Bereits seit dem Wochenende rollen Fahrzeuge mit dem Schriftzug W:O:A (kurz für "Wacken Open Air") auf der Heckscheibe Richtung Norddeutschland. PKWs, Busse, Wohnwagengespanne, Wohnmobile. Manche haben den berühmten Wacken-Stierkopf am Auto - das Wahrzeichen des Wacken Open Airs. Und natürlich gibt es auf Parkplätzen und Raststätten Begegnungen zwischen fröhlichen Metallern, die aus der ganzen Welt nach Norddeutschland zum Metal-Mekka kommen. 

B wie Bier

Das Grundnahrungsmittel auf Wacken.
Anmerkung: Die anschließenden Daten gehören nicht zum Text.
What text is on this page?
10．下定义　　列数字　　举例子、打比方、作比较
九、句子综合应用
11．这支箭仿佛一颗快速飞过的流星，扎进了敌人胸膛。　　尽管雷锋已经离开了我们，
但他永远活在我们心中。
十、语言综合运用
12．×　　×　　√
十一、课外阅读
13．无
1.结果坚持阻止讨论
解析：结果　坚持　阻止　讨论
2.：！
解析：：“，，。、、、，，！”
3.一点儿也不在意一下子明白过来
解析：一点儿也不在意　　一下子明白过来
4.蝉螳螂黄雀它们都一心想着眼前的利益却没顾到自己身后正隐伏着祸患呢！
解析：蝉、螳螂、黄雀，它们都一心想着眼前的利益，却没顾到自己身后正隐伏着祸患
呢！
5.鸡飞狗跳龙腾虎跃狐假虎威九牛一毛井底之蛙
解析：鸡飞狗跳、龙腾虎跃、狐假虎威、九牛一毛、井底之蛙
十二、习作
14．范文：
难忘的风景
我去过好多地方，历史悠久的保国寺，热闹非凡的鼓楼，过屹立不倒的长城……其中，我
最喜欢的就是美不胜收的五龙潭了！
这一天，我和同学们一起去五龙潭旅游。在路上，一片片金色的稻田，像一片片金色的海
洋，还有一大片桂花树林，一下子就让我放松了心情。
Metalheads sind passionierte Biertrinker, gern auch mal 24 Stunden lang. Also auch zum Frühstück. Damit auch alle gut versorgt sind und nicht ständig frisches Bier nachgeliefert werden muss, haben die Veranstalter 2017 eine Bierpipeline gebaut, die das Festivalgelände mit frischem Bier versorgt. Die Wackenbesucher bringen sich aber auch selbst den Gerstensaft palettenweise mit, damit auch auf dem Campingplatz immer genügend vorhanden ist.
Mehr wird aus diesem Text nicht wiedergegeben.